Sixty years ago today in London, England, a fight took place that grew and grew mythologically, with each passing year adding more and more willing believers of the myth. The myth – that the beloved Henry Cooper was unfairly denied his chance to go for the knockout against the big mouth Cassius Clay because Clay’s trainer/cornerman, the wise Angelo Dundee, had torn a hole in his fighter’s glove and a delay came as the damaged glove was replaced – was eaten up by the British public for decades.
Cooper, badly bleeding, had sensationally decked the unbeaten heavyweight contender, this in round four, just before the bell came to end the round. Clay was seriously hurt. The 21 year old “Louisville Lip” staggered back to his corner, regaining his feet a couple of seconds after sitting down, with Dundee shoving him back down onto his stool, with Angie then breaking open some smelling salts (this being illegal) and forcing them under the nose of his stricken charge.
Clay actually appears to come to his senses in the black and white footage of the fight that has been examined again and again so many times. And then Dundee calls over the referee, Tommy Little, informing the third man of a tear in his fighter’s right glove. When informed that there were no replacement gloves available, Dundee said, ‘Okay, we’ll use these.’ (later, as a result of the Clay-Cooper fight, a mandate was passed that ensured a spare pair of gloves was always present at ringside).

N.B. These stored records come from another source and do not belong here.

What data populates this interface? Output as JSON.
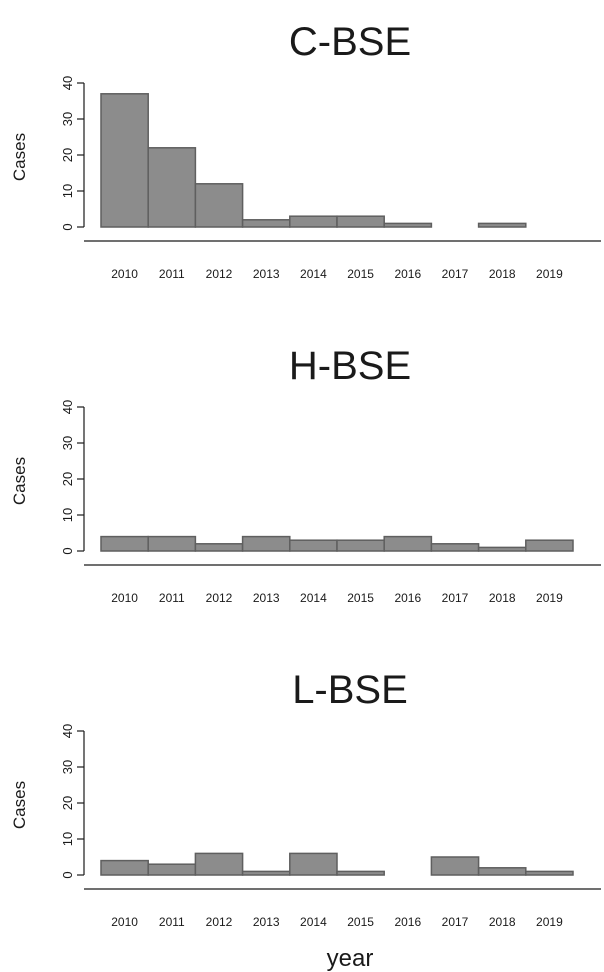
{
  "chart_data": [
    {
      "type": "bar",
      "title": "C-BSE",
      "ylabel": "Cases",
      "xlabel": "",
      "ylim": [
        0,
        40
      ],
      "yticks": [
        0,
        10,
        20,
        30,
        40
      ],
      "categories": [
        "2010",
        "2011",
        "2012",
        "2013",
        "2014",
        "2015",
        "2016",
        "2017",
        "2018",
        "2019"
      ],
      "values": [
        37,
        22,
        12,
        2,
        3,
        3,
        1,
        0,
        1,
        0
      ],
      "bar_color": "#8c8c8c"
    },
    {
      "type": "bar",
      "title": "H-BSE",
      "ylabel": "Cases",
      "xlabel": "",
      "ylim": [
        0,
        40
      ],
      "yticks": [
        0,
        10,
        20,
        30,
        40
      ],
      "categories": [
        "2010",
        "2011",
        "2012",
        "2013",
        "2014",
        "2015",
        "2016",
        "2017",
        "2018",
        "2019"
      ],
      "values": [
        4,
        4,
        2,
        4,
        3,
        3,
        4,
        2,
        1,
        3
      ],
      "bar_color": "#8c8c8c"
    },
    {
      "type": "bar",
      "title": "L-BSE",
      "ylabel": "Cases",
      "xlabel": "year",
      "ylim": [
        0,
        40
      ],
      "yticks": [
        0,
        10,
        20,
        30,
        40
      ],
      "categories": [
        "2010",
        "2011",
        "2012",
        "2013",
        "2014",
        "2015",
        "2016",
        "2017",
        "2018",
        "2019"
      ],
      "values": [
        4,
        3,
        6,
        1,
        6,
        1,
        0,
        5,
        2,
        1
      ],
      "bar_color": "#8c8c8c"
    }
  ]
}
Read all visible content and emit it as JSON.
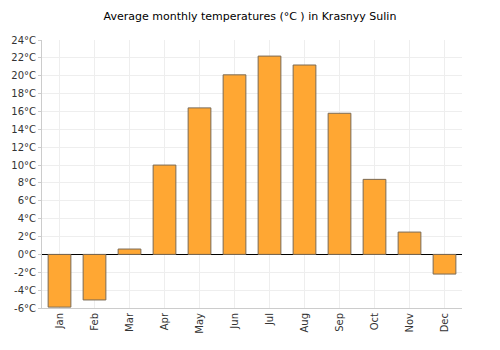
{
  "chart_data": {
    "type": "bar",
    "title": "Average monthly temperatures (°C ) in Krasnyy Sulin",
    "categories": [
      "Jan",
      "Feb",
      "Mar",
      "Apr",
      "May",
      "Jun",
      "Jul",
      "Aug",
      "Sep",
      "Oct",
      "Nov",
      "Dec"
    ],
    "values": [
      -5.9,
      -5.1,
      0.6,
      10.0,
      16.4,
      20.1,
      22.2,
      21.2,
      15.8,
      8.4,
      2.5,
      -2.2
    ],
    "color": "#ffa733",
    "ylim": [
      -6,
      24
    ],
    "yticks": [
      {
        "value": -6,
        "label": "-6°C"
      },
      {
        "value": -4,
        "label": "-4°C"
      },
      {
        "value": -2,
        "label": "-2°C"
      },
      {
        "value": 0,
        "label": "0°C"
      },
      {
        "value": 2,
        "label": "2°C"
      },
      {
        "value": 4,
        "label": "4°C"
      },
      {
        "value": 6,
        "label": "6°C"
      },
      {
        "value": 8,
        "label": "8°C"
      },
      {
        "value": 10,
        "label": "10°C"
      },
      {
        "value": 12,
        "label": "12°C"
      },
      {
        "value": 14,
        "label": "14°C"
      },
      {
        "value": 16,
        "label": "16°C"
      },
      {
        "value": 18,
        "label": "18°C"
      },
      {
        "value": 20,
        "label": "20°C"
      },
      {
        "value": 22,
        "label": "22°C"
      },
      {
        "value": 24,
        "label": "24°C"
      }
    ],
    "grid": true
  }
}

Clay then came out for round five and proceeded to make good on his prediction of stopping “Bum Cooper” in five. The extra time Clay got due to the glove issue? Three, maybe four seconds. And far from causing the tear in the glove, Dundee merely made an already slightly torn glove worse and brought it to the attention of the referee. Yet over the years, thanks in large part to national treasure Cooper himself, the extra time Clay got grew to anywhere from a full minute to two minutes, to even longer. While plenty of people were adamant Dundee damaged a perfectly fine glove.
“Our Enry,” one of the most popular sportsmen in Britain, would appear on TV shows many times over the coming years, talking about the fight. Cooper would recount how, as a fighter he instinctively knew how much time had elapsed in a round or during the break between rounds. Cooper said on at least one occasion how, as he was sat in the corner after flattening the cocksure American, he was thinking to himself, ‘Is he coming out, is he not coming out?’ Yet only something like three or four extra seconds went by. Cooper, a great person and a great fighter, possibly said what he said so many times he ended up believing it himself. Certainly, no TV interviewer ever pulled Henry up on the subject or questioned the actual length of the delay.
People love a great story, we know that. And the fact that Cooper, at the time of his close brush with glory, was facing a not yet popular fighter, in fact a fighter many proud Brits could not stand – Clay still some years away from becoming the legendary Muhammad Ali, “The Greatest” celebrated, loved and admired all over the world – added to the misguided sense of injustice Cooper’s many fans had. The fighter Cooper faced on June 18th of 1963 was everything the average Brit could not stand: mouthy, arrogant and loud. And Clay came out with some pretty derogatory lines upon touching down in merry old England, such as, “You got a Queen but you ain’t got a King. I am King!” And “If this bum Cooper goes past five rounds, I won’t return to the Unites States for 30 days.”
Also, going into the fight, Clay had made a prediction of getting a win inside five, with him adding how “it ain’t no jive” for good measure. Clay had failed to get his prediction right in his previous fight, this a tough one with Doug Jones. The fight began well for 29 year old Cooper, with the big left-hooker bloodying Clay’s nose in the opening round and also winning the second. But Cooper’s bugbear, that of suffering cuts in almost all of his fights, served to haunt him in the third, and Clay began taunting his bleeding foe, even playing with him. Was Clay “carrying” Cooper, intending to then go for the finish he was sure he would get in the fifth, this his prediction round?
Whatever the case, Cooper made Clay pay for his lack of respect, his sizzling left hook, dubbed “Enry’s ‘Ammer” landing flush and knocking Clay down hard, the ropes breaking the visiting fighter’s fall. And there is little doubt heavyweight history would have been changed had Cooper scored his knockdown a good deal earlier in the round. Clay came back with fury in the fifth round, with him opening up with real intent as he landed swift combinations on Cooper’s bloodied face. The blood was now pouring down Cooper’s face, onto his chest and shorts. The fight had to be stopped and it was stopped.
But the myth of the extra seconds (or minutes) given to Clay, the delay robbing Cooper of an all but guaranteed KO win, was born. Yet it is just that, a myth. One British boxing fans believed for decades, only silently abandoning it all these years later.